I didn’t give in sexually, but I was pretty hungry. I sat down with her and we ate, pretty much in complete silence. She had the nerve to ask me “are you still upset with me?” I just looked at her, and she knew it. I finished eating and started heading upstairs. She chased after me, grabbed my hand, and once again, cried into me. Although this wasn’t a whole bunch of tears like earlier, she was still sad.
You know, throughout all this, I still see flashes of the person I used to love so much. They way she walks, the mannerism when she brushes her hair back, etc. I realized, this is just her way of guilting me, I’m not gonna stay with someone who I can’t trust, second guessing everything they tell me. I told her to “leave me alone, we’ll talk some more tomorrow.”
I go through my routine and go to bed, where she is waiting for me with one last attempt to have sex. I finally told her “this isn’t happening, and you know it. You have Zack on speed dial, call him if you want a quick fuck.” Out of rage, or maybe to prove that she doesn’t love him anymore, she smashed her phone on the floor. She said “I told you I don’t like him anymore! I want to be with *you** and only you!* Our bedroom floor is carpet, so her phone didn’t break but the sim card and battery flew out which made it look bad (a.k.a cracked back). I told her to “pick up your fucking phone and stop bothering me, I’m trying to go to sleep. You should’ve thought about our relationship when you went around sleeping with other people”.
More crying, and she fell asleep that way. I fell asleep afterwards, and we didn’t have sex. I woke up this morning at 5am without waking her, hit the gym for an hour and went to the divorce lawyer. He has told me to not tell her anything about the PI investigation or anything else involving the divorce. He thinks it would be wise if I thought this over thoroughly, as after divorce it would be tough to go back. He told me to give him a call when I was ready to move forward. I received a copy of the prenuptial agreement, and we read it over. It’s still valid (thank god). He didn’t have much time to speak with me since he shouldn’t have been in office for MLK but he has me and one other client early and he wanted to go back home.

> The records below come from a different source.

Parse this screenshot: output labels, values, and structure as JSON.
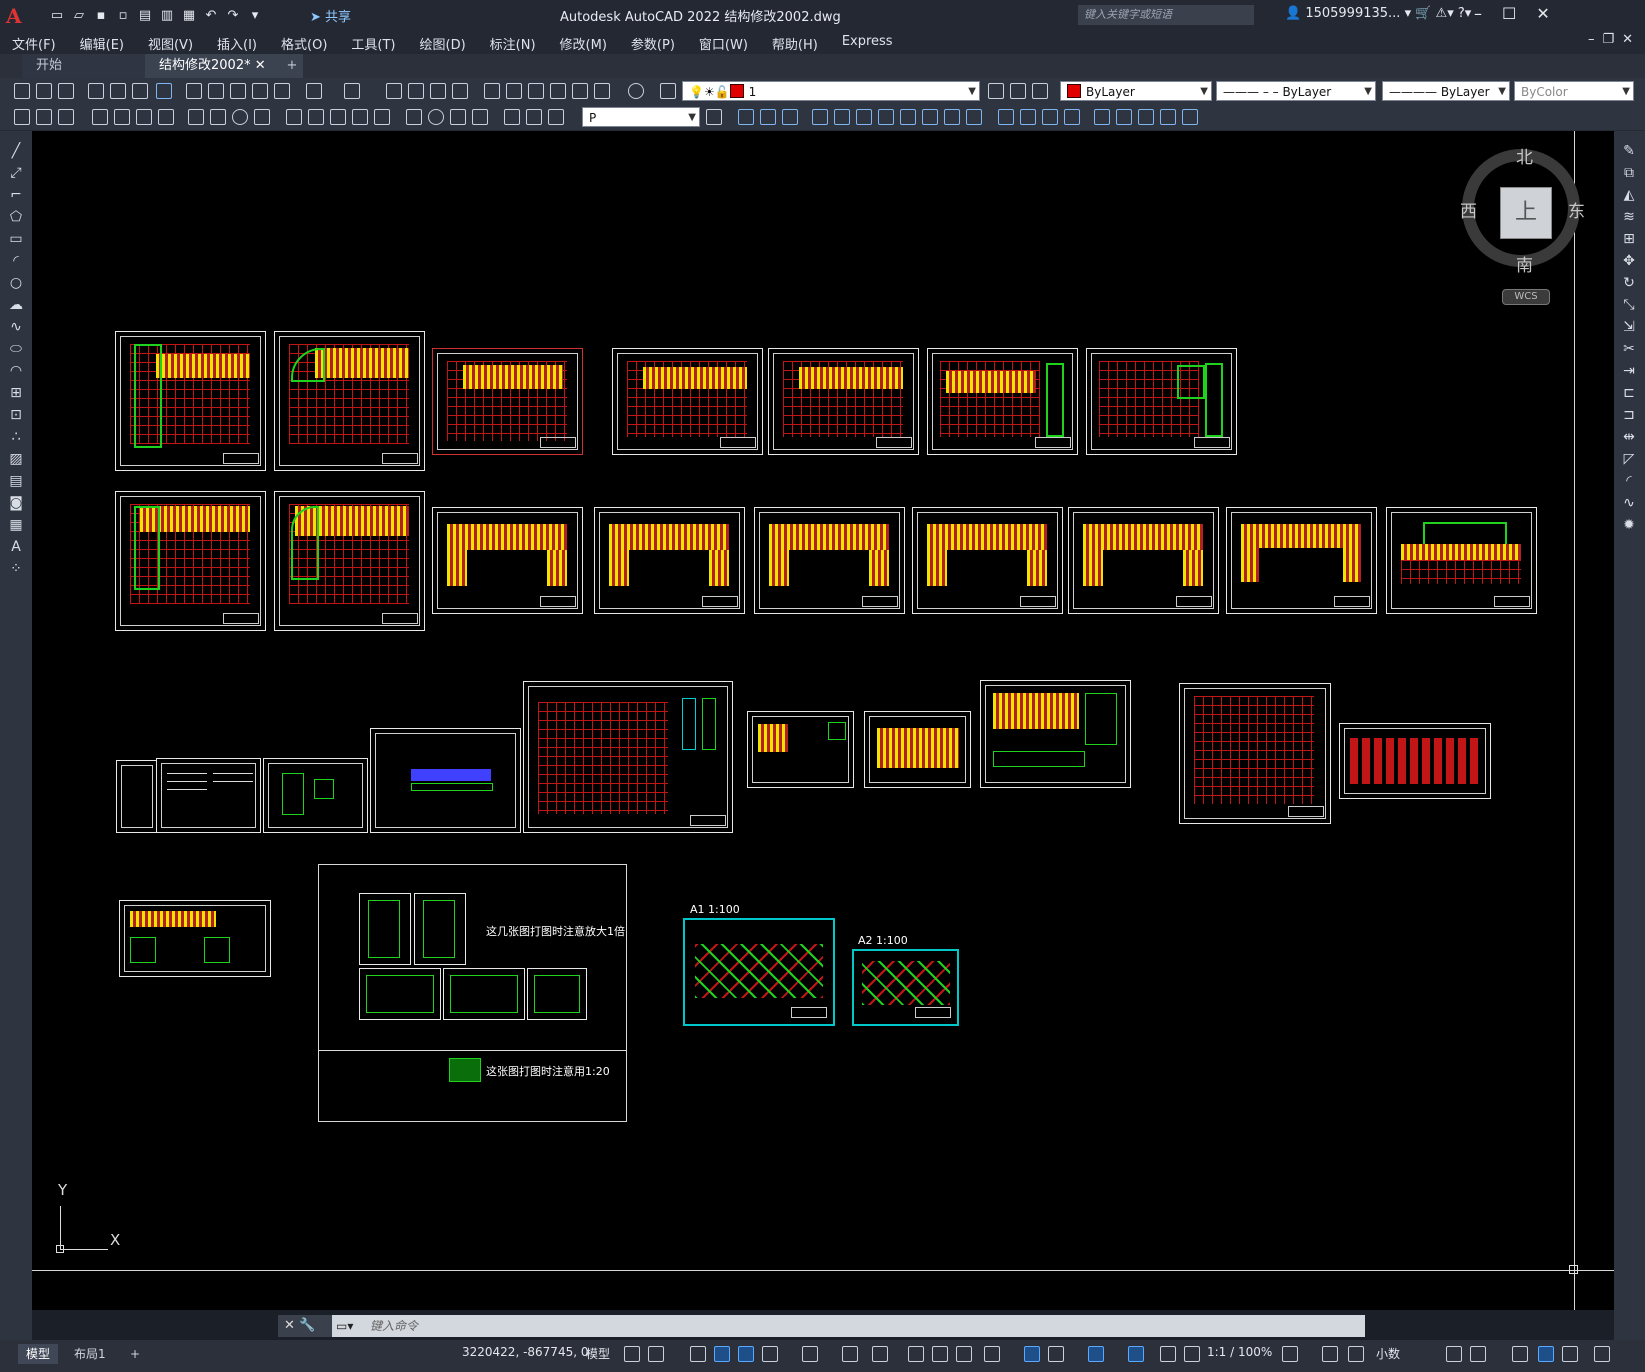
{
  "app": {
    "logo": "A",
    "title": "Autodesk AutoCAD 2022    结构修改2002.dwg",
    "share_label": "共享",
    "search_placeholder": "键入关键字或短语",
    "user": "1505999135..."
  },
  "menu": [
    "文件(F)",
    "编辑(E)",
    "视图(V)",
    "插入(I)",
    "格式(O)",
    "工具(T)",
    "绘图(D)",
    "标注(N)",
    "修改(M)",
    "参数(P)",
    "窗口(W)",
    "帮助(H)",
    "Express"
  ],
  "tabs": {
    "start": "开始",
    "document": "结构修改2002*",
    "add": "+"
  },
  "properties": {
    "layer_value": "1",
    "color_value": "ByLayer",
    "linetype_value": "ByLayer",
    "lineweight_value": "ByLayer",
    "plotstyle_value": "ByColor",
    "style_value": "P"
  },
  "viewcube": {
    "top_face": "上",
    "north": "北",
    "south": "南",
    "east": "东",
    "west": "西",
    "wcs": "WCS"
  },
  "ucs": {
    "x": "X",
    "y": "Y"
  },
  "annotations": {
    "enlarge_note": "这几张图打图时注意放大1倍",
    "scale_note": "这张图打图时注意用1:20",
    "a1_label": "A1   1:100",
    "a2_label": "A2   1:100"
  },
  "command": {
    "placeholder": "键入命令",
    "prompt_icon": "command-prompt-icon"
  },
  "status": {
    "model_tab": "模型",
    "layout_tab": "布局1",
    "add_tab": "+",
    "coordinates": "3220422, -867745, 0",
    "model_space": "模型",
    "annotation_scale": "1:1 / 100%",
    "units": "小数"
  },
  "colors": {
    "canvas": "#000000",
    "accent": "#5aa8ff",
    "red_grid": "#c21616",
    "yellow_members": "#f2e400",
    "green_members": "#1ed21e",
    "cyan_frames": "#00c8c8"
  }
}
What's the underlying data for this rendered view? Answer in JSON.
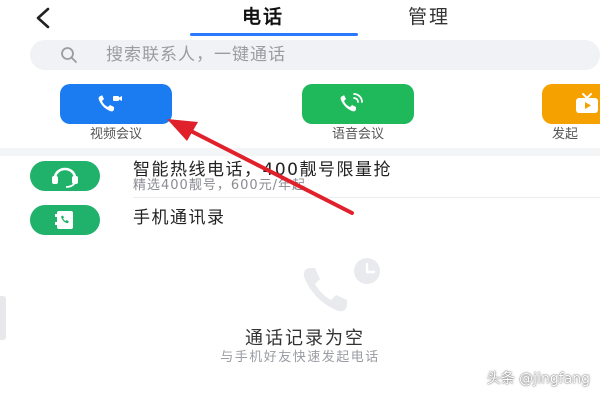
{
  "header": {
    "tabs": [
      {
        "label": "电话",
        "active": true
      },
      {
        "label": "管理",
        "active": false
      }
    ]
  },
  "search": {
    "placeholder": "搜索联系人，一键通话"
  },
  "features": [
    {
      "label": "视频会议",
      "icon": "video-call-icon",
      "color": "#1a7cf0"
    },
    {
      "label": "语音会议",
      "icon": "voice-call-icon",
      "color": "#1fb85a"
    },
    {
      "label": "发起",
      "icon": "live-icon",
      "color": "#f5a100"
    }
  ],
  "list": [
    {
      "title": "智能热线电话，400靓号限量抢",
      "subtitle": "精选400靓号，600元/年起",
      "icon": "headset-icon"
    },
    {
      "title": "手机通讯录",
      "icon": "contacts-icon"
    }
  ],
  "empty_state": {
    "title": "通话记录为空",
    "subtitle": "与手机好友快速发起电话"
  },
  "watermark": "头条 @jingfang",
  "colors": {
    "accent": "#2a79ff",
    "green": "#20b26b",
    "annotation_arrow": "#e0202a"
  }
}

I’m planning on calling him tomorrow morning to move forward with the process, there is no way at all I’m staying with Jenny. After the meeting, I texted my brother and asked him how things were going. He said “about back to normal.” Well, good for him. It’s weird, I’m happy for him, but I kinda wish I had a partner to go through this with me together. It’s tough getting a divorce, but I’m not a bitch and I can get through this.
Jenny texted me this morning asking “where are you?” a few times. I didn’t reply. I’m at home now, it’s pretty awkward. She’s trying to set up a movie date with us tonight, and I keep rejecting.
To clear up a few things: Some people are telling me I’m bragging on these posts. I never said I have a huge cock, never said I was insanely attractive, never said I’m filthy rich or have a great job. I don’t consider myself above anyone at all. The only reason the sexual details were included is because it’s a common reason to divorce. A lot of divorces are over sexual dissatisfaction.
And, thank you all for the support. There is no way I’ll be able to read all these replies and PMs, but I’ll try to reply to as many as I can. There will probably be a couple more updates here, and I’ll post another update thread in a few months on how I’m doing and how the divorce went.
Again, thanks for the golds, but this is a throwaway as I’ve mentioned. It’ll make it much easier to read comments, so thanks!
TL;DR: She cheated, Carly got cold feet and didn’t cheat, I’m getting a divorce, my brother may not be.